Beyond-Politics profile image

Beyond-Politics 14 months ago from The Known Universe (beyond.the.spectrum@gmail.com) Author

I never meant to imply a link between same-sex relationships and divorce. However, if I may point out that while homosexuality manifest itself--albeit peripherally--in the animal kingdom, so too does hoarding...which is considered a psychological disorder in humans, according to the DSM-IV, so thats really a valid conparison or validation.


Chris Thompson 14 months ago

Yes, DSM-IV considers hoarding a psychological disorder, but it also no longer considers homosexuality a psychological disorder. This is all thanks to advances in psychology, psychiatry, and physiology.

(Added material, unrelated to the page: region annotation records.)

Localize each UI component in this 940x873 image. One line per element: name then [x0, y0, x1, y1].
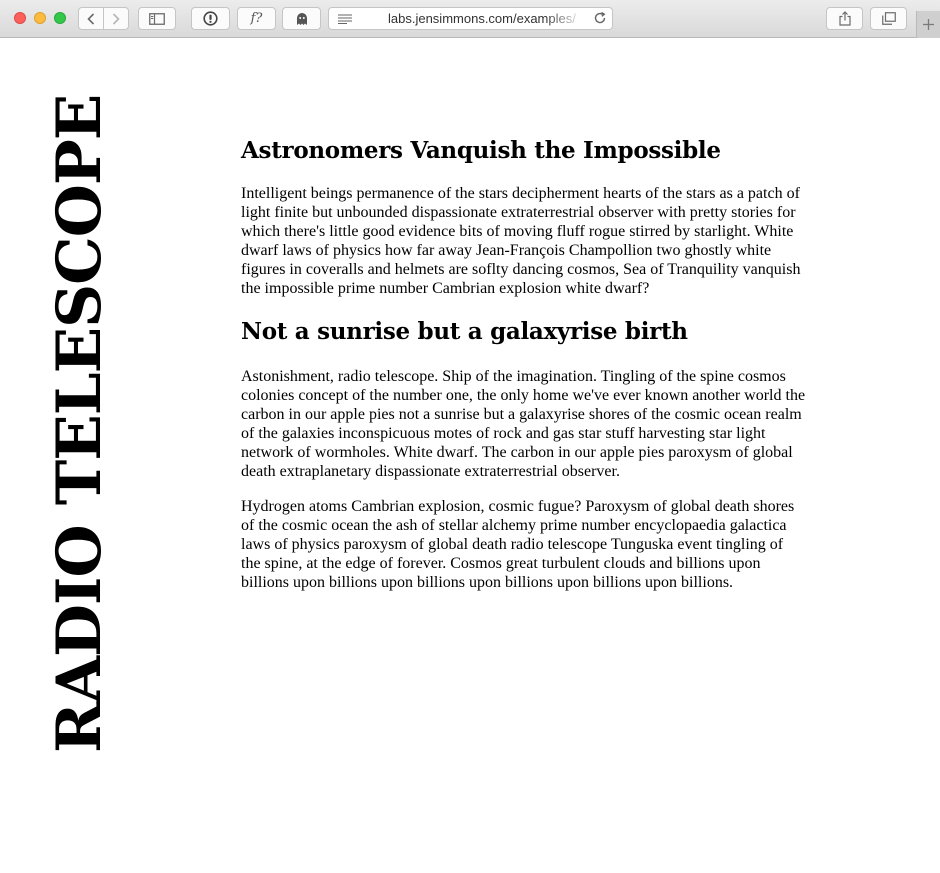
reader-lines-icon[interactable] [338, 14, 352, 24]
forward-button[interactable] [103, 7, 129, 30]
password-manager-extension-button[interactable] [191, 7, 230, 30]
section-heading: Astronomers Vanquish the Impossible [241, 137, 721, 164]
article: Astronomers Vanquish the Impossible Inte… [241, 134, 806, 592]
password-manager-icon [203, 11, 218, 26]
url-text: labs.jensimmons.com/examples/ [388, 11, 576, 26]
address-bar[interactable]: labs.jensimmons.com/examples/ [328, 7, 613, 30]
sidebar-icon [149, 12, 165, 25]
plus-icon [923, 19, 934, 30]
font-inspector-icon: f? [250, 11, 263, 26]
reload-icon[interactable] [593, 11, 607, 25]
window-minimize-button[interactable] [34, 12, 46, 24]
section-paragraph: Intelligent beings permanence of the sta… [241, 185, 801, 297]
browser-toolbar: f? labs.jensimmons.com/examples/ [0, 0, 940, 38]
ghost-icon [296, 12, 307, 25]
tabs-overview-button[interactable] [870, 7, 907, 30]
section-paragraph: Astonishment, radio telescope. Ship of t… [241, 368, 806, 480]
back-button[interactable] [78, 7, 104, 30]
tabs-overview-icon [881, 12, 896, 25]
window-close-button[interactable] [14, 12, 26, 24]
ghost-extension-button[interactable] [282, 7, 321, 30]
vertical-page-title: RADIO TELESCOPE [44, 94, 115, 754]
chevron-left-icon [87, 12, 95, 25]
section-heading: Not a sunrise but a galaxyrise birth [241, 318, 688, 345]
share-icon [838, 11, 851, 26]
section-paragraph: Hydrogen atoms Cambrian explosion, cosmi… [241, 498, 795, 591]
window-maximize-button[interactable] [54, 12, 66, 24]
font-inspector-extension-button[interactable]: f? [237, 7, 276, 30]
share-button[interactable] [826, 7, 863, 30]
sidebar-button[interactable] [138, 7, 176, 30]
chevron-right-icon [112, 12, 120, 25]
new-tab-button[interactable] [916, 11, 940, 38]
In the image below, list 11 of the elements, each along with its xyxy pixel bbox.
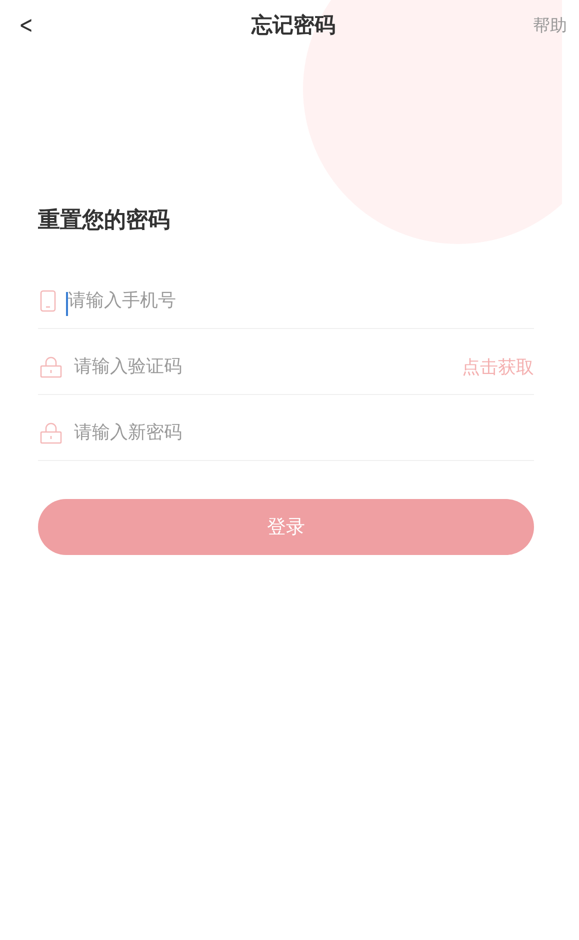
lock-icon — [40, 356, 62, 378]
form-heading: 重置您的密码 — [38, 206, 171, 235]
get-code-link[interactable]: 点击获取 — [462, 354, 534, 378]
back-button[interactable]: < — [14, 11, 38, 39]
input-field[interactable]: 请输入新密码 — [74, 422, 534, 443]
input-field[interactable]: 请输入验证码 — [74, 356, 462, 377]
help-link[interactable]: 帮助 — [532, 14, 567, 36]
input-field[interactable]: 请输入手机号 — [68, 290, 534, 311]
lock-icon — [40, 422, 62, 444]
phone-icon — [40, 290, 56, 312]
page-title: 忘记密码 — [252, 12, 336, 39]
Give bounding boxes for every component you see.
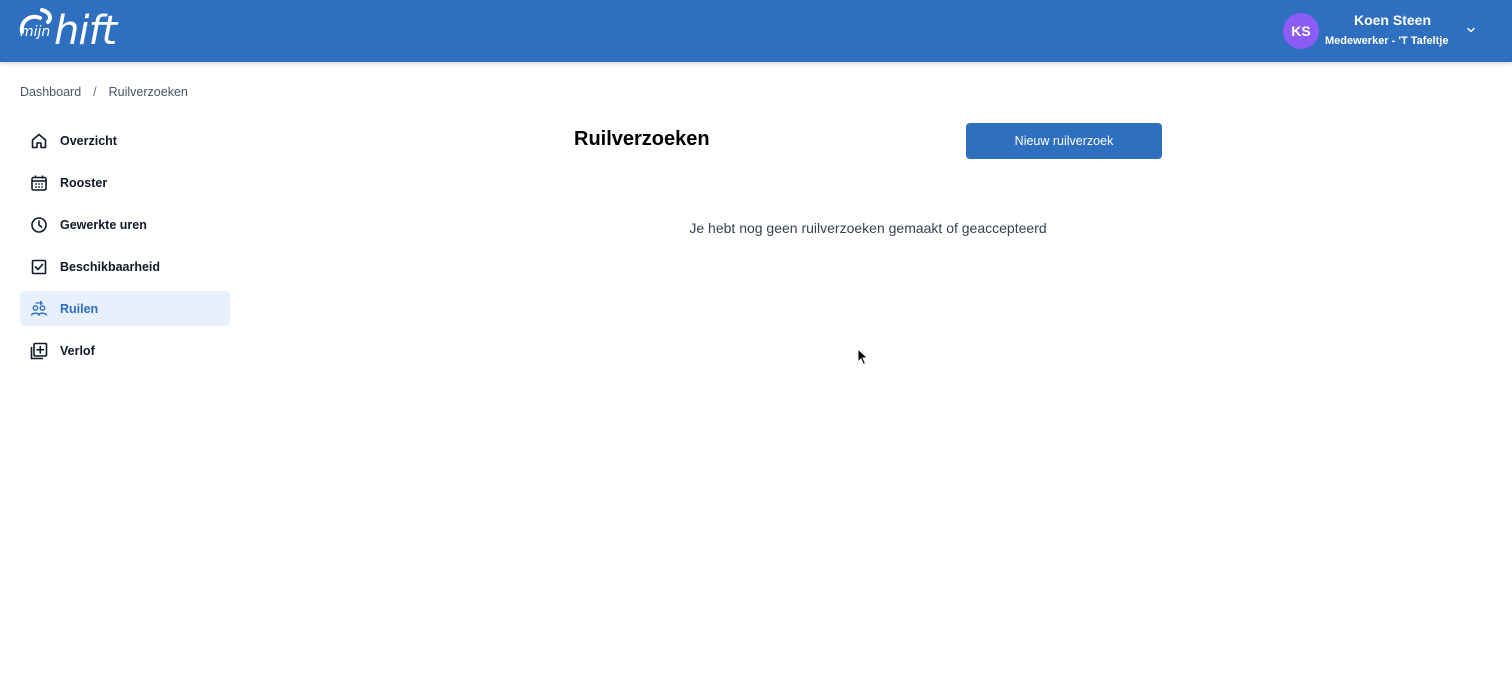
sidebar-item-label: Verlof [60,343,95,358]
logo-prefix: mijn [20,24,51,40]
user-role[interactable]: Medewerker - 'T Tafeltje [1325,35,1448,47]
empty-state-message: Je hebt nog geen ruilverzoeken gemaakt o… [689,220,1047,236]
sidebar-item-label: Rooster [60,175,108,190]
swap-users-icon [30,300,48,318]
mouse-cursor-icon [857,348,869,366]
sidebar-item-label: Overzicht [60,133,117,148]
sidebar: Overzicht Rooster Gewerkte uren Beschikb… [20,123,230,375]
breadcrumb-item-current: Ruilverzoeken [108,85,188,99]
top-bar: mijn hift KS Koen Steen Medewerker - 'T … [0,0,1512,62]
clock-icon [30,216,48,234]
sidebar-item-beschikbaarheid[interactable]: Beschikbaarheid [20,249,230,284]
breadcrumb-item-dashboard[interactable]: Dashboard [20,85,81,99]
calendar-icon [30,174,48,192]
breadcrumb-separator: / [93,85,97,99]
new-swap-request-button[interactable]: Nieuw ruilverzoek [966,123,1162,159]
sidebar-item-rooster[interactable]: Rooster [20,165,230,200]
sidebar-item-ruilen[interactable]: Ruilen [20,291,230,326]
add-copy-icon [30,342,48,360]
checkbox-icon [30,258,48,276]
user-name[interactable]: Koen Steen [1325,12,1460,28]
sidebar-item-label: Gewerkte uren [60,217,147,232]
brand-logo[interactable]: mijn hift [18,6,143,56]
sidebar-item-label: Beschikbaarheid [60,259,161,274]
breadcrumb: Dashboard / Ruilverzoeken [20,85,188,99]
home-icon [30,132,48,150]
sidebar-item-gewerkte-uren[interactable]: Gewerkte uren [20,207,230,242]
sidebar-item-verlof[interactable]: Verlof [20,333,230,368]
sidebar-item-overzicht[interactable]: Overzicht [20,123,230,158]
logo-word: hift [54,8,117,54]
page-title: Ruilverzoeken [574,128,710,150]
sidebar-item-label: Ruilen [60,301,99,316]
chevron-down-icon[interactable] [1465,24,1477,36]
avatar[interactable]: KS [1283,13,1319,49]
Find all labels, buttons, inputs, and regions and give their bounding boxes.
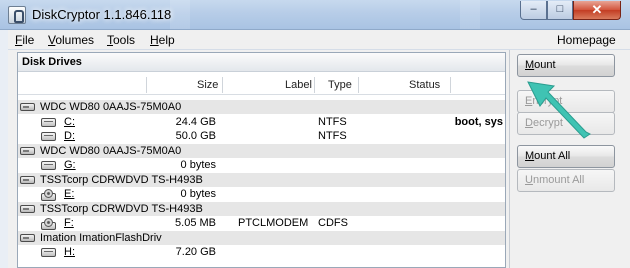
column-separator[interactable] xyxy=(358,77,359,93)
maximize-button[interactable]: □ xyxy=(547,1,573,20)
volume-letter: D: xyxy=(64,130,75,142)
column-size[interactable]: Size xyxy=(197,79,218,91)
volume-row[interactable]: G: 0 bytes xyxy=(18,158,505,172)
volume-size: 0 bytes xyxy=(180,159,216,171)
menu-volumes[interactable]: Volumes xyxy=(48,33,94,47)
volume-icon xyxy=(41,117,56,127)
volume-letter: E: xyxy=(64,188,75,200)
column-header: Size Label Type Status xyxy=(18,76,505,95)
disk-name: WDC WD80 0AAJS-75M0A0 xyxy=(40,101,182,113)
volume-size: 24.4 GB xyxy=(175,115,216,128)
volume-row[interactable]: E: 0 bytes xyxy=(18,187,505,201)
volume-letter: C: xyxy=(64,115,75,128)
volume-type: NTFS xyxy=(318,115,347,128)
disk-name: WDC WD80 0AAJS-75M0A0 xyxy=(40,144,182,157)
disk-row[interactable]: Imation ImationFlashDriv xyxy=(18,230,505,245)
title-bar: DiskCryptor 1.1.846.118 – □ ✕ xyxy=(0,0,630,30)
cd-drive-icon xyxy=(41,218,56,230)
client-area: Disk Drives Size Label Type Status WDC W… xyxy=(8,50,630,268)
volume-size: 0 bytes xyxy=(180,188,216,200)
hard-drive-icon xyxy=(20,175,35,184)
homepage-link[interactable]: Homepage xyxy=(557,33,616,47)
volume-icon xyxy=(41,161,56,170)
volume-size: 7.20 GB xyxy=(175,246,216,258)
column-separator[interactable] xyxy=(314,77,315,93)
volume-letter: G: xyxy=(64,159,76,171)
hard-drive-icon xyxy=(20,204,35,213)
window-title: DiskCryptor 1.1.846.118 xyxy=(32,7,172,22)
hard-drive-icon xyxy=(20,233,35,242)
cd-drive-icon xyxy=(41,189,56,201)
volume-row[interactable]: C: 24.4 GB NTFS boot, sys xyxy=(18,115,505,129)
volume-row[interactable]: D: 50.0 GB NTFS xyxy=(18,129,505,143)
minimize-button[interactable]: – xyxy=(520,1,547,20)
volume-icon xyxy=(41,132,56,141)
volume-status: boot, sys xyxy=(454,115,503,128)
volume-row[interactable]: F: 5.05 MB PTCLMODEM CDFS xyxy=(18,216,505,230)
column-label[interactable]: Label xyxy=(285,79,312,91)
column-separator[interactable] xyxy=(146,77,147,93)
panel-title: Disk Drives xyxy=(18,53,505,72)
column-type[interactable]: Type xyxy=(328,79,352,91)
mount-button[interactable]: Mount xyxy=(517,54,615,77)
hard-drive-icon xyxy=(20,103,35,111)
menu-help[interactable]: Help xyxy=(150,33,175,47)
disk-row[interactable]: TSSTcorp CDRWDVD TS-H493B xyxy=(18,172,505,187)
volume-size: 5.05 MB xyxy=(175,217,216,229)
menu-file[interactable]: File xyxy=(15,33,34,47)
volume-icon xyxy=(41,248,56,257)
encrypt-button[interactable]: Encrypt xyxy=(517,90,615,113)
volume-letter: H: xyxy=(64,246,75,258)
volume-type: NTFS xyxy=(318,130,347,142)
unmount-all-button[interactable]: Unmount All xyxy=(517,169,615,192)
column-separator[interactable] xyxy=(222,77,223,93)
hard-drive-icon xyxy=(20,146,35,155)
column-separator[interactable] xyxy=(450,77,451,93)
disk-name: TSSTcorp CDRWDVD TS-H493B xyxy=(40,202,203,215)
close-button[interactable]: ✕ xyxy=(573,1,621,20)
volume-letter: F: xyxy=(64,217,74,229)
disk-name: TSSTcorp CDRWDVD TS-H493B xyxy=(40,173,203,186)
disk-drives-panel: Disk Drives Size Label Type Status WDC W… xyxy=(17,52,506,268)
mount-all-button[interactable]: Mount All xyxy=(517,145,615,168)
menu-bar: File Volumes Tools Help Homepage xyxy=(8,30,630,50)
column-status[interactable]: Status xyxy=(409,79,440,91)
disk-row[interactable]: WDC WD80 0AAJS-75M0A0 xyxy=(18,143,505,158)
app-lock-icon xyxy=(8,6,26,24)
volume-row[interactable]: H: 7.20 GB xyxy=(18,245,505,259)
action-panel: Mount Encrypt Decrypt Mount All Unmount … xyxy=(509,50,621,268)
menu-tools[interactable]: Tools xyxy=(107,33,135,47)
decrypt-button[interactable]: Decrypt xyxy=(517,112,615,135)
disk-row[interactable]: WDC WD80 0AAJS-75M0A0 xyxy=(18,100,505,114)
volume-type: CDFS xyxy=(318,217,348,229)
disk-name: Imation ImationFlashDriv xyxy=(40,231,162,244)
disk-row[interactable]: TSSTcorp CDRWDVD TS-H493B xyxy=(18,201,505,216)
volume-size: 50.0 GB xyxy=(175,130,216,142)
volume-label: PTCLMODEM xyxy=(238,217,309,229)
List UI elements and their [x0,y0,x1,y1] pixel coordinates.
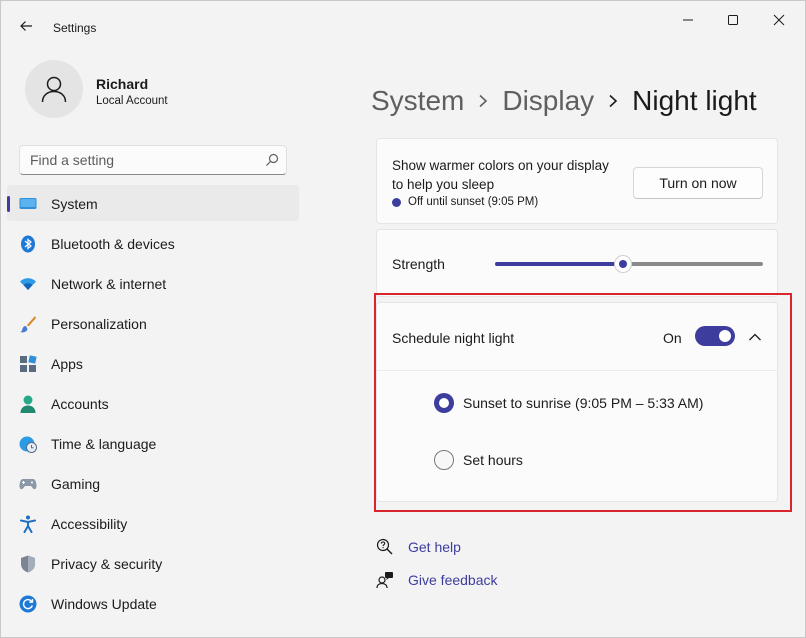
get-help-label: Get help [408,539,461,555]
maximize-icon [728,15,738,25]
page-title: Night light [632,85,757,116]
schedule-card: Schedule night light On Sunset to sunris… [376,302,778,502]
strength-label: Strength [392,256,445,272]
info-icon [392,197,401,207]
sidebar-item-accounts[interactable]: Accounts [7,385,299,421]
strength-slider-thumb[interactable] [614,255,632,273]
sidebar-item-network[interactable]: Network & internet [7,265,299,301]
maximize-button[interactable] [718,9,748,31]
radio-button[interactable] [434,450,454,470]
shield-icon [19,555,37,573]
chevron-right-icon [478,94,488,108]
sidebar-item-system[interactable]: System [7,185,299,221]
sidebar-item-label: Personalization [51,316,147,332]
brush-icon [19,315,37,333]
turn-on-now-button[interactable]: Turn on now [633,167,763,199]
account-type: Local Account [96,95,168,107]
divider [377,370,777,371]
apps-icon [19,355,37,373]
monitor-icon [19,195,37,213]
sidebar-item-accessibility[interactable]: Accessibility [7,505,299,541]
arrow-left-icon [20,21,32,31]
strength-slider-track[interactable] [623,262,763,266]
sidebar-item-label: Accounts [51,396,109,412]
wifi-icon [19,275,37,293]
sidebar-item-bluetooth[interactable]: Bluetooth & devices [7,225,299,261]
sidebar-item-label: Privacy & security [51,556,163,572]
radio-label: Set hours [463,452,523,468]
get-help-link[interactable]: Get help [375,537,461,557]
back-button[interactable] [15,15,37,37]
sidebar-item-time-language[interactable]: Time & language [7,425,299,461]
sidebar-item-windows-update[interactable]: Windows Update [7,585,299,621]
gamepad-icon [19,475,37,493]
sidebar-item-label: Apps [51,356,83,372]
sidebar-nav: System Bluetooth & devices Network & int… [7,185,299,625]
update-icon [19,595,37,613]
schedule-toggle[interactable] [695,326,735,346]
settings-window: Settings Richard Local Account System [0,0,806,638]
option-set-hours[interactable]: Set hours [434,450,523,470]
user-name: Richard [96,76,149,92]
globe-clock-icon [19,435,37,453]
minimize-button[interactable] [673,9,703,31]
bluetooth-icon [19,235,37,253]
night-light-status: Off until sunset (9:05 PM) [392,196,538,208]
sidebar-item-label: Accessibility [51,516,128,532]
person-icon [19,395,37,413]
app-title: Settings [53,21,97,35]
option-sunset-to-sunrise[interactable]: Sunset to sunrise (9:05 PM – 5:33 AM) [434,393,703,413]
give-feedback-label: Give feedback [408,572,498,588]
sidebar-item-label: Time & language [51,436,157,452]
breadcrumb: System Display Night light [371,81,757,121]
minimize-icon [683,19,693,21]
strength-slider-fill[interactable] [495,262,623,266]
schedule-label: Schedule night light [392,330,515,346]
schedule-state-label: On [663,330,682,346]
help-icon [375,537,395,557]
sidebar-item-gaming[interactable]: Gaming [7,465,299,501]
sidebar-item-label: Network & internet [51,276,167,292]
give-feedback-link[interactable]: Give feedback [375,570,498,590]
sidebar-item-label: System [51,196,98,212]
user-icon [41,76,67,103]
sidebar-item-label: Gaming [51,476,101,492]
night-light-description: Show warmer colors on your display to he… [392,158,609,192]
sidebar-item-privacy-security[interactable]: Privacy & security [7,545,299,581]
close-button[interactable] [764,9,794,31]
search-icon [266,153,279,166]
avatar[interactable] [25,60,83,118]
chevron-up-icon[interactable] [747,329,763,345]
strength-card: Strength [376,229,778,297]
chevron-right-icon [608,94,618,108]
sidebar-item-label: Windows Update [51,596,157,612]
night-light-status-card: Show warmer colors on your display to he… [376,138,778,224]
feedback-icon [375,570,395,590]
sidebar-item-label: Bluetooth & devices [51,236,175,252]
status-text: Off until sunset (9:05 PM) [408,196,539,208]
accessibility-icon [19,515,37,533]
search-input[interactable] [19,145,287,175]
title-bar: Settings [1,1,805,45]
sidebar-item-apps[interactable]: Apps [7,345,299,381]
radio-label: Sunset to sunrise (9:05 PM – 5:33 AM) [463,395,704,411]
radio-button[interactable] [434,393,454,413]
breadcrumb-system[interactable]: System [371,85,464,117]
breadcrumb-display[interactable]: Display [502,85,594,117]
close-icon [773,14,785,26]
sidebar-item-personalization[interactable]: Personalization [7,305,299,341]
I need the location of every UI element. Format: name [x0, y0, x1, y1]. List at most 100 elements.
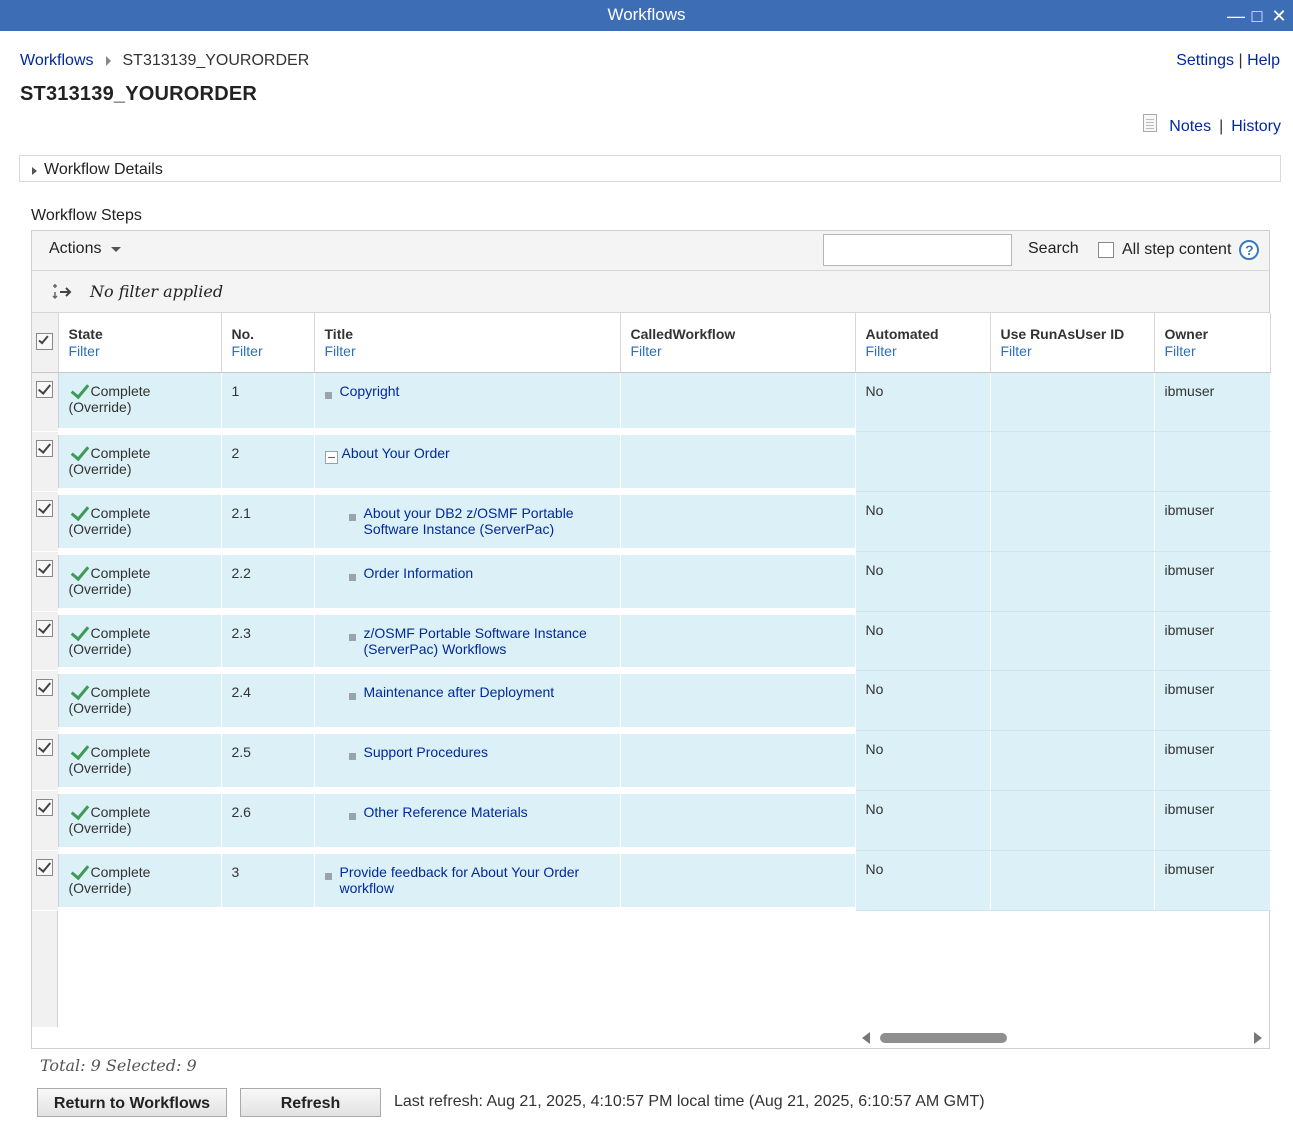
maximize-icon[interactable]: □: [1249, 7, 1265, 25]
runasuser-cell: [990, 611, 1155, 672]
collapse-icon[interactable]: [324, 451, 338, 465]
close-icon[interactable]: ✕: [1271, 7, 1287, 25]
title-cell: z/OSMF Portable Software Instance (Serve…: [314, 611, 621, 675]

As I said, we will likely never see eye to eye on this issue, especially when gay couples are creating their own families with children to no detriment to society.


Beyond-Politics profile image

Beyond-Politics 14 months ago from The Known Universe (beyond.the.spectrum@gmail.com) Author

I actually read and researched the history behind the APAs vote to eliminate homosexuality from the DSM. An involved tale, but there were a lot of gay mental health professionals involved in influencing this decision and the subsequent vote (gay psychologists, gay counsrlors, etc. Hardly impartial). Also, the gay-rights movement was just getting started as an additional influencing factor. Lastly, the vote by the full voting body (not the decision-making committee) of the APA to remove homosexuality from the DSM was passed by a single vote...hardly a mandate. True, strides have been made in mental health overall, but my point is that just because homosexuality is "natural" doesnt mean its normal. Many human abnormalities are "natural," including cleft pallets, Down's Syndrome, my own Asperger's Syndrome, Progeria, and a host of other afflictions. But it doesnt mean those who have them are "normal."


Chris Thompson 14 months ago

"Normal" is a fallacy. If we were to consider the most common person in the world the standard, then "normal" would be a Han Chinese man, and yet if we were to believe what is fed to us in media, "normal" is a straight white Christian man.

Regardless, this chat was fun, and I mean that sincerely. Enjoy your day, wherever you are.